The deal, one of the largest of many in recent years, has apparently finally concluded despite decades of ongoing infighting and bitter exchanges between band members, namely chief songwriters Roger Waters and David Gilmour; as well as drummer Nick Mason and the estates of keyboardist Richard Wright and founding singer-songwriter Roger “Syd” Barrett.
The deal comprises recorded-music rights but not songwriting, which is held by the individual writers, as well as name-and-likeness, which includes merchandise, theatrical and similar rights.
Most if not all of the iconic artwork on their albums, which was largely designed by the British firm Hipgnosis, is included, reported Variety, quoting sources.
Representatives for the band members and Sony declined or did not respond to requests for comment.
The deal over the Pink Floyd catalogue which was also reported by the Financial Times, is one of the most valuable in contemporary music, with classic albums like Dark Side of the Moon, The Wall, Wish You Were Here, Animals, Meddle, Piper at the Gates of Dawn, More and more.

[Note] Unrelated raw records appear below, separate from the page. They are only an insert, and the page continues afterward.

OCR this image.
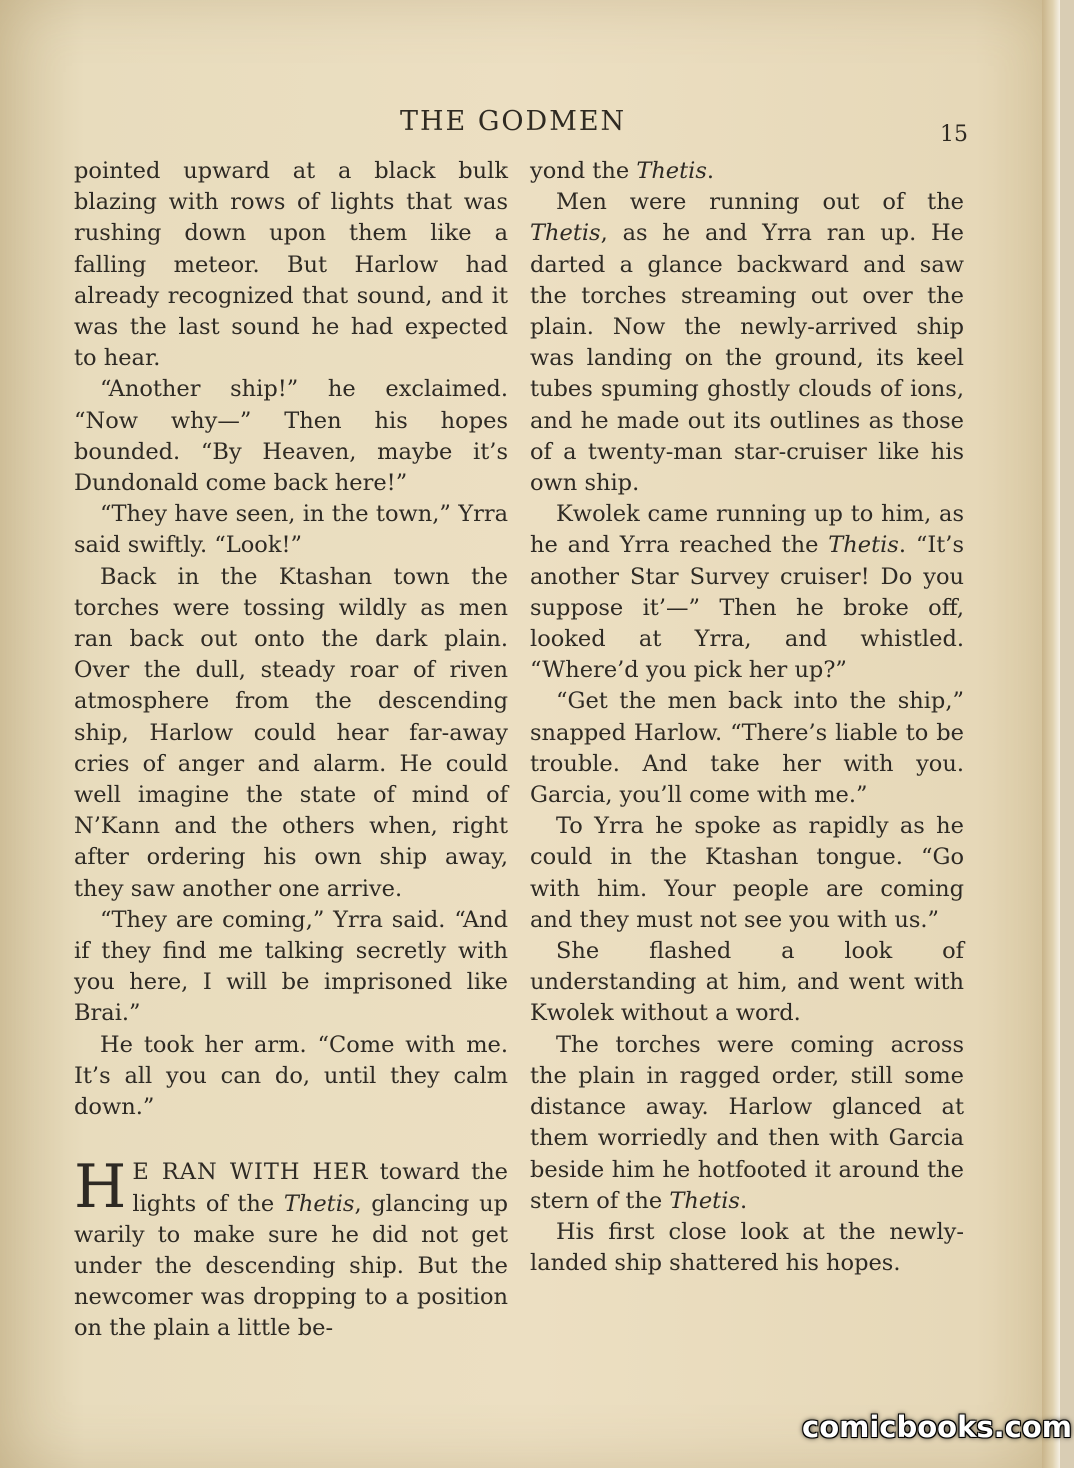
THE GODMEN	15

pointed upward at a black bulk blazing with rows of lights that was rushing down upon them like a falling meteor. But Harlow had already recognized that sound, and it was the last sound he had expected to hear.

“Another ship!” he exclaimed. “Now why—” Then his hopes bounded. “By Heaven, maybe it’s Dundonald come back here!”

“They have seen, in the town,” Yrra said swiftly. “Look!”

Back in the Ktashan town the torches were tossing wildly as men ran back out onto the dark plain. Over the dull, steady roar of riven atmosphere from the descending ship, Harlow could hear far-away cries of anger and alarm. He could well imagine the state of mind of N’Kann and the others when, right after ordering his own ship away, they saw another one arrive.

“They are coming,” Yrra said. “And if they find me talking secretly with you here, I will be imprisoned like Brai.”

He took her arm. “Come with me. It’s all you can do, until they calm down.”

H E RAN WITH HER toward the lights of the Thetis, glancing up warily to make sure he did not get under the descending ship. But the newcomer was dropping to a position on the plain a little be-

yond the Thetis.

Men were running out of the Thetis, as he and Yrra ran up. He darted a glance backward and saw the torches streaming out over the plain. Now the newly-arrived ship was landing on the ground, its keel tubes spuming ghostly clouds of ions, and he made out its outlines as those of a twenty-man star-cruiser like his own ship.

Kwolek came running up to him, as he and Yrra reached the Thetis. “It’s another Star Survey cruiser! Do you suppose it’—” Then he broke off, looked at Yrra, and whistled. “Where’d you pick her up?”

“Get the men back into the ship,” snapped Harlow. “There’s liable to be trouble. And take her with you. Garcia, you’ll come with me.”

To Yrra he spoke as rapidly as he could in the Ktashan tongue. “Go with him. Your people are coming and they must not see you with us.”

She flashed a look of understanding at him, and went with Kwolek without a word.

The torches were coming across the plain in ragged order, still some distance away. Harlow glanced at them worriedly and then with Garcia beside him he hotfooted it around the stern of the Thetis.

His first close look at the newly-landed ship shattered his hopes.

comicbooks.com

Sony has spent more than a billion dollars on catalogues from Bruce Springsteen, Bob Dylan and Queen’s non-North American rights in the past few years (with backing from investment firms like Eldridge Industries), and has never officially comment on deals.
The deal has been in the works for years, with an initial reported asking price of US$500 million (RM2.1 billion) — had been close to an agreement.

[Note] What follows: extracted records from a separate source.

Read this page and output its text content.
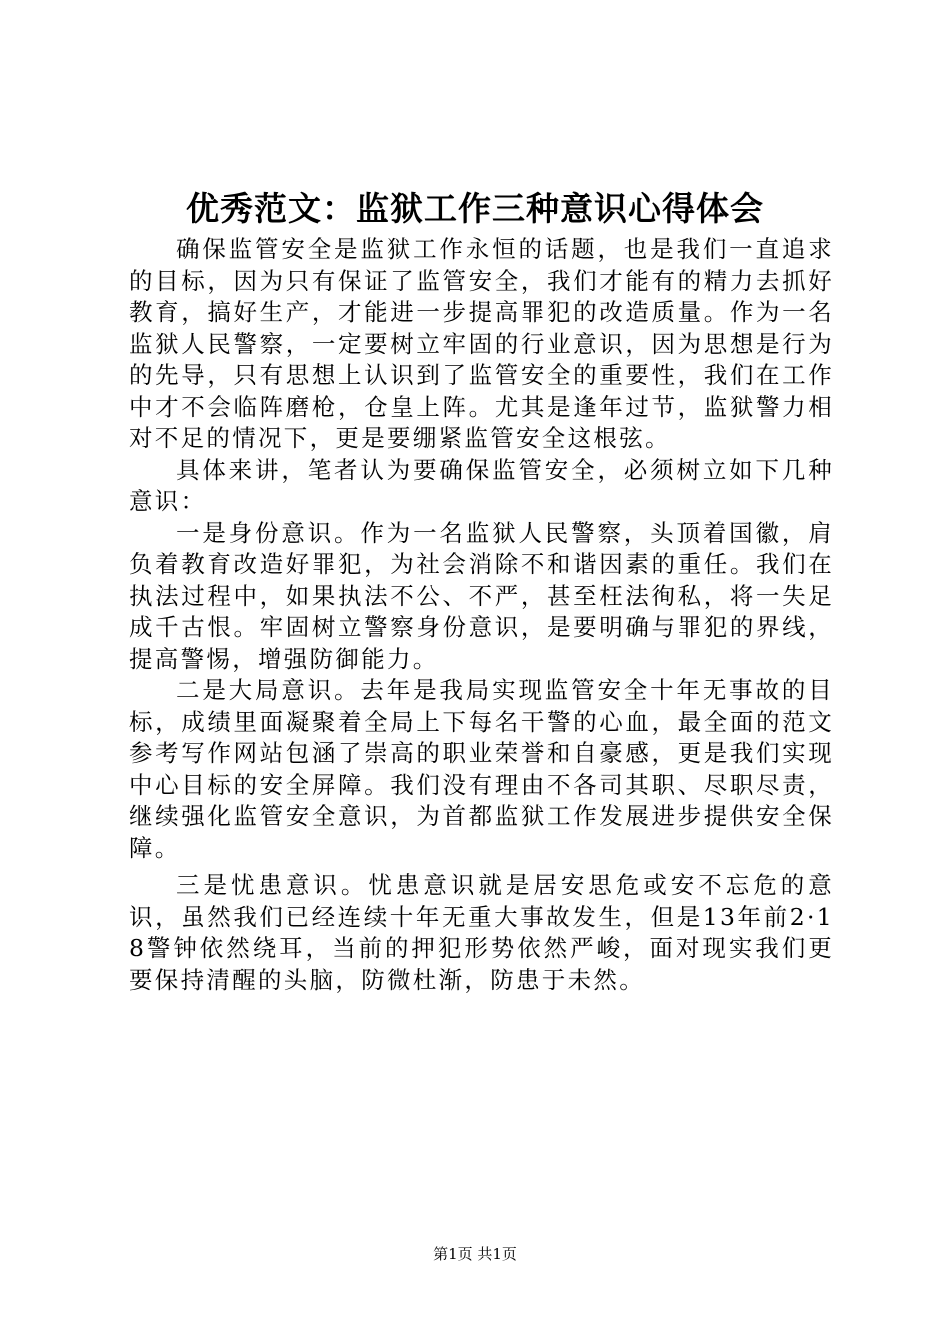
优秀范文：监狱工作三种意识心得体会

确保监管安全是监狱工作永恒的话题，也是我们一直追求的目标，因为只有保证了监管安全，我们才能有的精力去抓好教育，搞好生产，才能进一步提高罪犯的改造质量。作为一名监狱人民警察，一定要树立牢固的行业意识，因为思想是行为的先导，只有思想上认识到了监管安全的重要性，我们在工作中才不会临阵磨枪，仓皇上阵。尤其是逢年过节，监狱警力相对不足的情况下，更是要绷紧监管安全这根弦。

具体来讲，笔者认为要确保监管安全，必须树立如下几种意识：

一是身份意识。作为一名监狱人民警察，头顶着国徽，肩负着教育改造好罪犯，为社会消除不和谐因素的重任。我们在执法过程中，如果执法不公、不严，甚至枉法徇私，将一失足成千古恨。牢固树立警察身份意识，是要明确与罪犯的界线，提高警惕，增强防御能力。

二是大局意识。去年是我局实现监管安全十年无事故的目标，成绩里面凝聚着全局上下每名干警的心血，最全面的范文参考写作网站包涵了崇高的职业荣誉和自豪感，更是我们实现中心目标的安全屏障。我们没有理由不各司其职、尽职尽责，继续强化监管安全意识，为首都监狱工作发展进步提供安全保障。

三是忧患意识。忧患意识就是居安思危或安不忘危的意识，虽然我们已经连续十年无重大事故发生，但是13年前2·18警钟依然绕耳，当前的押犯形势依然严峻，面对现实我们更要保持清醒的头脑，防微杜渐，防患于未然。

第1页 共1页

Infighting between the band’s members — primarily over main songwriter Waters’ controversial political statements against Israel and Ukraine, and in favor of Russia — complicated the deal and supposedly cost him his solo record deal, apart from devaluing the catalogue.
Waters has compared Israel to Nazi Germany and said Russia’s invasion of Ukraine was “not unprovoked.”
Gilmour recently told Rolling Stone that he was interested in a sale less for financial reasons than “to be rid of the decision making and the arguments that are involved with keeping it going,” which he described as “my dream.”
The companies that were close to a deal with the group in 2022 — said to be Hipgnosis, Warner Music and BMG — have all had leadership changes since then.
Caught in the middle of the dispute is Mason, who said in 2018, “It’s really disappointing these rather elderly gentlemen are still at loggerheads.”